The website, and the Yes initiative, was launched by President Cyril Ramaphosa in March as a partnership with business and organised labour. It was set up to help young South Africans who have been unemployed for longer than six months to find a job.
White ‘second class citizens’
“We believe we have a very strong case in this matter. Absolute exclusion on the basis of race is not and has never been allowed in our constitutional dispensation. We cannot stand by while this is being normalised without fighting it tooth and nail,” Solidarity Deputy General Secretary Werner Human said.
Solidarity Helping Hand also pledged its support for such action, pointing out that there are thousands of Danies among us and that exclusion such as this is making young white people feel unwelcome in the country of their birth.

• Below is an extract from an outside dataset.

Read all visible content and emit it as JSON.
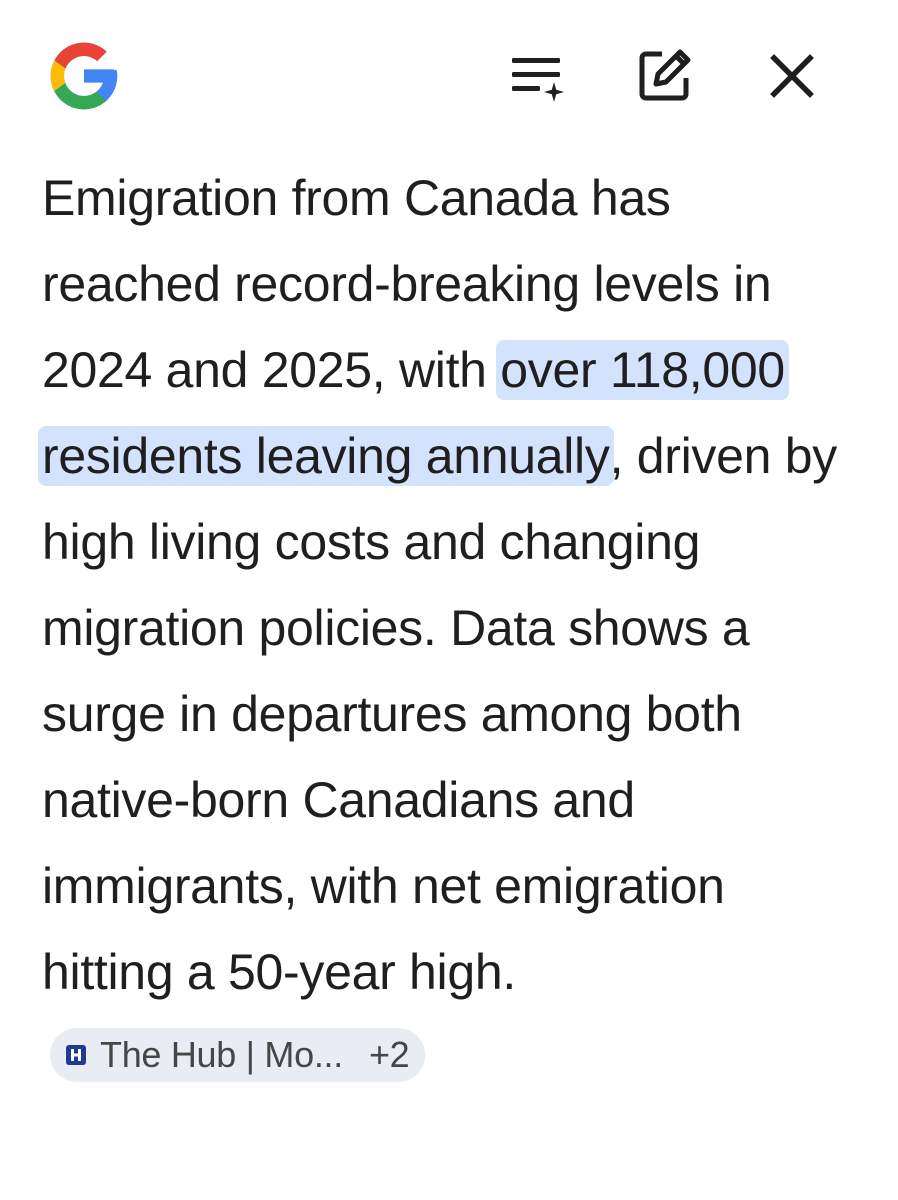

“Unemployment is not just a figure; it represents a living person who is trying his or her best but who is suffering, not just because of his or her circumstances but who is now also being kicked while on the ground by a government that is treating them like second-class citizens. In addition, figures on poverty in South Africa are bandied about, while all of those unemployed young persons who are being excluded from this programme are poor people, the very people one would have supposed a programme such as this would help – people like Danie van der Merwe,” Solidarity Helping Hand’s Deputy Chief Executive Ernst Vorster, said.